La tensione divampa mentre gli Stati Uniti indagano su un attacco mortale contro una scuola iraniana, scatenando una carenza di petrolio in tutto il mondo. Il presidente sfrutta l’SPR per frenare l’impennata dei prezzi del gas.
Il conflitto in corso in Medio Oriente ha preso una svolta terribile, con un devastante attacco contro una scuola iraniana che è costato la vita ad almeno 165 persone. Mentre il governo degli Stati Uniti avvia un'indagine sull'incidente, gli effetti a catena di questa crisi crescente hanno inviato onde d'urto attraverso il mercato energetico globale, innescando una vera e propria crisi petrolifera.
Prezzi del carburante in aumento e forniture in diminuzione
L'attacco alla scuola iraniana ha interrotto la produzione e il trasporto di petrolio nella regione, portando a un calo significativo dell'offerta globale.
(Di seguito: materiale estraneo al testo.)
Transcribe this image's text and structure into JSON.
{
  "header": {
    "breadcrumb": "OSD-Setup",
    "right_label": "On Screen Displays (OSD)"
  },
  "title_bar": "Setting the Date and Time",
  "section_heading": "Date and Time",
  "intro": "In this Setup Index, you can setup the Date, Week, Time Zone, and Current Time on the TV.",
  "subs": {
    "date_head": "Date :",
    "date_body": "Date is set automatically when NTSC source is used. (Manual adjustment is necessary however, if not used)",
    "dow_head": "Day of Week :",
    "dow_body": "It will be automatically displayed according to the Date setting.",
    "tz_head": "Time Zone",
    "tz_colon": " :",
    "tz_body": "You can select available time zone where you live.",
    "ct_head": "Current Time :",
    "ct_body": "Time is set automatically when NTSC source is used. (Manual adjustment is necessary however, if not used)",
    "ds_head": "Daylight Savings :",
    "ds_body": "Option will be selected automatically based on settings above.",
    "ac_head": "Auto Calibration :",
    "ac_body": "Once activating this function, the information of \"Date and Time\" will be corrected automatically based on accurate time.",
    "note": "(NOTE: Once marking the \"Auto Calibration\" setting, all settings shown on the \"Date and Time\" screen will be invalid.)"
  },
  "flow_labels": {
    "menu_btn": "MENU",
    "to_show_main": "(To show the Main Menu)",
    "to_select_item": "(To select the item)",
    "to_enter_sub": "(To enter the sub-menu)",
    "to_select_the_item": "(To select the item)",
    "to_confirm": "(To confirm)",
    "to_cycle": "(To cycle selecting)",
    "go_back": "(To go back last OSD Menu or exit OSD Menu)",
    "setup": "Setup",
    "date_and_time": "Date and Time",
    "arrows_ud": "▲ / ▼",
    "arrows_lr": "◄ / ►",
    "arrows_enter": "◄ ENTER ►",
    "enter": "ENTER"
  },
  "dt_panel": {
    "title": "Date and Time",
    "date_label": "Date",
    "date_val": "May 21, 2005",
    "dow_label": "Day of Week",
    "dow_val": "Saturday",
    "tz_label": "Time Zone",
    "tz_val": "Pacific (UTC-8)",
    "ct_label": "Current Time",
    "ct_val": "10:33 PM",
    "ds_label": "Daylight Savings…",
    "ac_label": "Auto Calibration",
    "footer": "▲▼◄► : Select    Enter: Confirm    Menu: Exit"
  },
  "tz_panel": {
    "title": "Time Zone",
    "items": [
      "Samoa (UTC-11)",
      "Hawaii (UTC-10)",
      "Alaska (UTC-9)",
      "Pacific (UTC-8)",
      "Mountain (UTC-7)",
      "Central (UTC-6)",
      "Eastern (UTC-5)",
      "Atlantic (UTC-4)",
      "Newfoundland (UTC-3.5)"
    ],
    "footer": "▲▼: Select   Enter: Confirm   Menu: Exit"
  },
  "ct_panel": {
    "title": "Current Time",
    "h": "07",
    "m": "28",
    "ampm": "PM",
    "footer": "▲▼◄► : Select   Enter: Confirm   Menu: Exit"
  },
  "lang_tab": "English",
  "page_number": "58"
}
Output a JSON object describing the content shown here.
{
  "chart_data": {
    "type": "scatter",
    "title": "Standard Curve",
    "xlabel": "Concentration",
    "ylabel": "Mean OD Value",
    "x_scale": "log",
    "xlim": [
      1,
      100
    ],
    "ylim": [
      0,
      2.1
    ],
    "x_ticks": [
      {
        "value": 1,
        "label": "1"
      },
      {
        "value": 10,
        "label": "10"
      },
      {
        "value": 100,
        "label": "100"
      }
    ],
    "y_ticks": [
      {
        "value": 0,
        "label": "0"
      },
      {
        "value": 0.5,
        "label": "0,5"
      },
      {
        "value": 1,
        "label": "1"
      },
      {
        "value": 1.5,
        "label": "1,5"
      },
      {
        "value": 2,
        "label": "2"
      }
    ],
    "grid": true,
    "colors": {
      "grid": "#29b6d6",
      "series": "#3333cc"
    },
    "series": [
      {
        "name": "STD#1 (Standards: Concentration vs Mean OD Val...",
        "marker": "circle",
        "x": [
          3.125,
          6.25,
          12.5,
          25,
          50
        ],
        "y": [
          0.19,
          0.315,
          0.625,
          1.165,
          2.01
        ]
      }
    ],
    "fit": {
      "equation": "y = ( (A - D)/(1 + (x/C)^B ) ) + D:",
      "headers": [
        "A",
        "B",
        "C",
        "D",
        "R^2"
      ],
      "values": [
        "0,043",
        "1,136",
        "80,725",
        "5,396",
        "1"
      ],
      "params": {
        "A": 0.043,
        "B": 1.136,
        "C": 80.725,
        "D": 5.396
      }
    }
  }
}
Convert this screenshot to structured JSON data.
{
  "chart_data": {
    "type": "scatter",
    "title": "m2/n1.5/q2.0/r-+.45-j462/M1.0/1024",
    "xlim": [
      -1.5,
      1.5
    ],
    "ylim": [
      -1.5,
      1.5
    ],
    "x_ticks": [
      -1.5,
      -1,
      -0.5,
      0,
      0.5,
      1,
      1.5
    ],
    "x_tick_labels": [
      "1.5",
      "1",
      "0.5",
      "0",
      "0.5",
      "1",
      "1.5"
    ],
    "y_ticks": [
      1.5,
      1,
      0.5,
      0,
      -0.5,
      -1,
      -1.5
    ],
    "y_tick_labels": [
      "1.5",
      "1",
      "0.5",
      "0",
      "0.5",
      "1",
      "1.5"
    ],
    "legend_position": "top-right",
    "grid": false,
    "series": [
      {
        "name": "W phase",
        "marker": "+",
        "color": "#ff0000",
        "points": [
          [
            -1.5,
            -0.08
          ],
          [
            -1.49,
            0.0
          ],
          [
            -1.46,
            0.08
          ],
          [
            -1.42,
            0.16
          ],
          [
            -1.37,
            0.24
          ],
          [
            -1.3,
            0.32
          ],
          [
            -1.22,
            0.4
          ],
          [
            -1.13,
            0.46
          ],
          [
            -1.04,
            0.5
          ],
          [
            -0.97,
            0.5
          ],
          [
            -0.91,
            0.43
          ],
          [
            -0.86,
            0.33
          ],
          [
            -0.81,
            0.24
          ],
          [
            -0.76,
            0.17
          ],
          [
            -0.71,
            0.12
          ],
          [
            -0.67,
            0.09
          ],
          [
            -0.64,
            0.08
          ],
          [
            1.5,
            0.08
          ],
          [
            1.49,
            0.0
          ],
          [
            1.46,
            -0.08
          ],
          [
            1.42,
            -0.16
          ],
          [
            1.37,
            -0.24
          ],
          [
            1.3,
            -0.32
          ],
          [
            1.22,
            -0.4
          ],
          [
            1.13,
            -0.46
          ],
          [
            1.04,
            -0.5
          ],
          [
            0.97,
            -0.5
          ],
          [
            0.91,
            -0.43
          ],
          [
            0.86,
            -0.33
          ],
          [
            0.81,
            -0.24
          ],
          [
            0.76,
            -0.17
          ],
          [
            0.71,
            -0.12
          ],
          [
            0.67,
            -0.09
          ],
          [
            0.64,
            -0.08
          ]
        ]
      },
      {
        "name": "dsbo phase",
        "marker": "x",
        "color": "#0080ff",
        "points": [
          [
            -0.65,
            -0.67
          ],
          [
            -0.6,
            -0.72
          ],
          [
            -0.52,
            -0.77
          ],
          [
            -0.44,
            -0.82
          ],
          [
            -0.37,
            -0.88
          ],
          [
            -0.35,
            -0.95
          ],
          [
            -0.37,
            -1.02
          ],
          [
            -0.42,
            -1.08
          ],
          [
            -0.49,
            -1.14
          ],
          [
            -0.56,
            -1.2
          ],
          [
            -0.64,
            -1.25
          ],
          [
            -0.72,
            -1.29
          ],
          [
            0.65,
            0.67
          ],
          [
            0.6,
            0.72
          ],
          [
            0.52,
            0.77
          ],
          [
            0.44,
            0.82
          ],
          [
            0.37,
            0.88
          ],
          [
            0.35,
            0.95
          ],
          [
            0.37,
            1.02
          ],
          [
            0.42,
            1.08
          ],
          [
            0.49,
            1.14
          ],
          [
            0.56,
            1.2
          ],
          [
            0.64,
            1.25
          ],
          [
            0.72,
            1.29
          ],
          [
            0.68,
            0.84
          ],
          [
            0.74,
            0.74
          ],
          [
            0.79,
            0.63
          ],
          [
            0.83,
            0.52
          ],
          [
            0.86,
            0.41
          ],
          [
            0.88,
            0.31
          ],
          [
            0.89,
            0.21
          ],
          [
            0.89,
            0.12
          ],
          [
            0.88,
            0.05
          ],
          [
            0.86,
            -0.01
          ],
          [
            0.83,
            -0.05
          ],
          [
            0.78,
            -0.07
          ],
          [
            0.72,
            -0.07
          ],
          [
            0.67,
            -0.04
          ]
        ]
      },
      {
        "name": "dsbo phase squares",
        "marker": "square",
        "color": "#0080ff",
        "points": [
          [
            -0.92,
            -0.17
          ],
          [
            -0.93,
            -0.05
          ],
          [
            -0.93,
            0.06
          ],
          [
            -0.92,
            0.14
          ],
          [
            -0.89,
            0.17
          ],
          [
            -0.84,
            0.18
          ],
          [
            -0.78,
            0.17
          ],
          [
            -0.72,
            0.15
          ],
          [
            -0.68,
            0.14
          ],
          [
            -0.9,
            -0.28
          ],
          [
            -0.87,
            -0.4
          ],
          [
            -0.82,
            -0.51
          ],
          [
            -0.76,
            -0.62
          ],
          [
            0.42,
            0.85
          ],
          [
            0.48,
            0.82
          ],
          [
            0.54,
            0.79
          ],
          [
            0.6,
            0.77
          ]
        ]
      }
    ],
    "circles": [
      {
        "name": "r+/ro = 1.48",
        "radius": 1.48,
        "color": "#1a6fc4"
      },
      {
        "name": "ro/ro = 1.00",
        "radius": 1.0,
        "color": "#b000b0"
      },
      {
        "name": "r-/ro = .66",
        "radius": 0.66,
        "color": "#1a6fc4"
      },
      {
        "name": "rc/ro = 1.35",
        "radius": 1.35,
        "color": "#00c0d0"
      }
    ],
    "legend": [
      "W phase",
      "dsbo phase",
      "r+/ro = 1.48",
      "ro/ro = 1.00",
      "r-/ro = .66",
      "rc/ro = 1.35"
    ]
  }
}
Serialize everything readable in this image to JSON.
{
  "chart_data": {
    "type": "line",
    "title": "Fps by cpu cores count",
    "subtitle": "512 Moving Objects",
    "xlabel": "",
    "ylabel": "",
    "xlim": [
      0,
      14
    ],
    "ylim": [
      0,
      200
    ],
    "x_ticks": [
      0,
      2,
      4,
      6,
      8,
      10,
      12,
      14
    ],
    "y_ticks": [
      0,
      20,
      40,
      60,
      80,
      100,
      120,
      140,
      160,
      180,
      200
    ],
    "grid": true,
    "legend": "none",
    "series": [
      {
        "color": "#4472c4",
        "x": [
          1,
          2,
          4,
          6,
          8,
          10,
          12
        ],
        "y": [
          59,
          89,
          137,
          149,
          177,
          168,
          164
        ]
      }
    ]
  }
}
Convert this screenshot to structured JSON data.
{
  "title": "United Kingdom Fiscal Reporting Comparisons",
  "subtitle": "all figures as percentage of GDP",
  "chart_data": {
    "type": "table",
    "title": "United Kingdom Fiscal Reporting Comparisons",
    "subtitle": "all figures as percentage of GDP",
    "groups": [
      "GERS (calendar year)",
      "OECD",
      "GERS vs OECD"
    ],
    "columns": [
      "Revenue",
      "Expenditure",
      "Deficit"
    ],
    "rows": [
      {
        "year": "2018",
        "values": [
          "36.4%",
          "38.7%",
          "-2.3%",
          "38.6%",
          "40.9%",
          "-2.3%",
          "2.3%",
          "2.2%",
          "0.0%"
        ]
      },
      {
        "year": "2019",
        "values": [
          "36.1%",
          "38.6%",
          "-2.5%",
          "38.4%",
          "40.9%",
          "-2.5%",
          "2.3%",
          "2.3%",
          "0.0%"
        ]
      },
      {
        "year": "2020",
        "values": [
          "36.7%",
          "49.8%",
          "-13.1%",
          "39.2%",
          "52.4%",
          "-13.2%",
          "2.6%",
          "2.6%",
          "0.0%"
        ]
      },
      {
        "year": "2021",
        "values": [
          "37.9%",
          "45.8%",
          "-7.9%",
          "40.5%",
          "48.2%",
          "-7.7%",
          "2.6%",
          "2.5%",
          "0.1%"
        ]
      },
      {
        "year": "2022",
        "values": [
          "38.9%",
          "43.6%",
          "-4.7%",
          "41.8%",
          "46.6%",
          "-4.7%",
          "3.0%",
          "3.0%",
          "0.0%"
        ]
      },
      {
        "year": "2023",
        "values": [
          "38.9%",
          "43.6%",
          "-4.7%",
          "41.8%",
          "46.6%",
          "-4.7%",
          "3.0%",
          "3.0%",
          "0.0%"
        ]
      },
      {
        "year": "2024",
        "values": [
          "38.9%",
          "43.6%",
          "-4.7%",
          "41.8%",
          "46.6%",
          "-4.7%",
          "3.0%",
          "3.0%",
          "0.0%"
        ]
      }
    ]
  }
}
Ciò, a sua volta, ha portato i prezzi del carburante a livelli senza precedenti, lasciando i consumatori e le imprese in difficoltà a far fronte all’onere finanziario. Il presidente Trump, che in precedenza aveva promesso di abbassare i prezzi del gas, è stato ora costretto ad agire, attingendo alla Strategic Petroleum Reserve (SPR) nel tentativo di stabilizzare il mercato e alleviare la pressione sulle famiglie americane.